Вот мы целый век сокрушались о себе, что народ — компилятивный, подражательный, — заучившийся иностранцами до последнего, — и ничего решительно не умеющий произвести оригинального из себя самого. И никто, кажется, не сокрушался более об отсутствии самобытности у русского народа, как я сам. Пришла революция, и я подумал: «Ну вот, наконец пришла пора самому делать, творить. Теперь русского народа никто не удерживает. Слезай с полатей, Илья Муромец, и шагай по сту верст в день».

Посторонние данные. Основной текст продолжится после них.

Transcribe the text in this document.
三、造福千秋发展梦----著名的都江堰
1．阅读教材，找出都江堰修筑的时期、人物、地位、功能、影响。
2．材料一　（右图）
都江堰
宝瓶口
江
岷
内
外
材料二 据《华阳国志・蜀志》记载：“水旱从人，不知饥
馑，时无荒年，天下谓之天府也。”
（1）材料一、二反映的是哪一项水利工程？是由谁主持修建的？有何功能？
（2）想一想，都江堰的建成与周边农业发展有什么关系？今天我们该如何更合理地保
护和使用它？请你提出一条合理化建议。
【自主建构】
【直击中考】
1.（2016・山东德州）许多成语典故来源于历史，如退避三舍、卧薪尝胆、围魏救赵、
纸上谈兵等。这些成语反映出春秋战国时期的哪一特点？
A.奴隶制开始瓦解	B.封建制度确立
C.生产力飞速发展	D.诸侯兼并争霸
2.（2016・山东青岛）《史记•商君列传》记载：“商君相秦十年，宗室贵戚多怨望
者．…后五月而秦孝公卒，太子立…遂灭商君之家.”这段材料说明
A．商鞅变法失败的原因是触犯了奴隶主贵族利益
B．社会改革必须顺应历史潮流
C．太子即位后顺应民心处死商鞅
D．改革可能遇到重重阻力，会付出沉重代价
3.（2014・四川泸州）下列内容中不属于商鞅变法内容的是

И все три месяца, как революция, я тороплюсь и тороплюсь, даже против своего обыкновения. Пишу и письма, утешаю других, стараюсь и себя утешить. Звоню тоже по телефону. Но ответы мне — хуже отчаяния. О Нестерове один литературный друг написал мне, что он было окончил огромное новое полотно с крестным ходом, в средоточии которого — царь и патриарх, дальше — народ, городовые, березки, — и вот что же теперь с такою темою делать, кому она нужна, кто на такую картину пойдет смотреть. Сам друг мой[1], сперва было очень о революции утешавшийся и поставивший в заголовке восторженного письма: «3-й день Русской Республики», со времен приезда в Петроград Ленина — весь погас и предрекает только черное. «Потому что ничего не делается и все как парализовано». По телефону тоже звонят, что «ничего не делается и последняя уже надежда на Керенского». Керенского, как известно, уже подозревают в диктаторских намерениях, а брошюрки на Невском зовут его «сыном русской революции». Он очень красив. Керенский много ездит и говорит, но не стреляет; и в положении «нестрелятеля» не напоминает ни Наполеона, ни диктатора.
Как это сказал когда-то митрополит Филипп, взглянув в Успенском соборе на Иоанна Грозного и на стоящих вокруг него опричников, в известном наряде: кафтан, бердыш, метла и собачья голова у пояса. Митрополит остановился перед царем и изрек: «В сем одеянии[2] странном не узнаю Царя Православного и не узнаю русских людей». Нельзя не обратить внимания, что все мы, после начальных дней революции, как будто не узнаем лица ее, не узнаем ее естественного продолжения, не узнаем каких-то странных и почти нетерпеливых собственных ожиданий, и именно мы думаем: «Отчего она не имеет грозного лица, вот как у былого Грозного Царя и у его опричников». Мы не видим «метлы» и «собачьей головы» и поражены удивлением, даже смущением. Даже — почти недовольством. Как будто мы думаем, со страхом, но и с затаенным восхищением: «Революция должна кусать и рвать». «Революция должна наказывать». И мы почти желаем увеличения беспорядков, чтобы, наконец, революция и революционное правительство кого-нибудь наказало и через то проявило лицо свое.
Чтобы все было по-обыкновенному, по-революционному. «А то у нас — не как у других», и это оскорбляет в нас дух европеизма и образованности.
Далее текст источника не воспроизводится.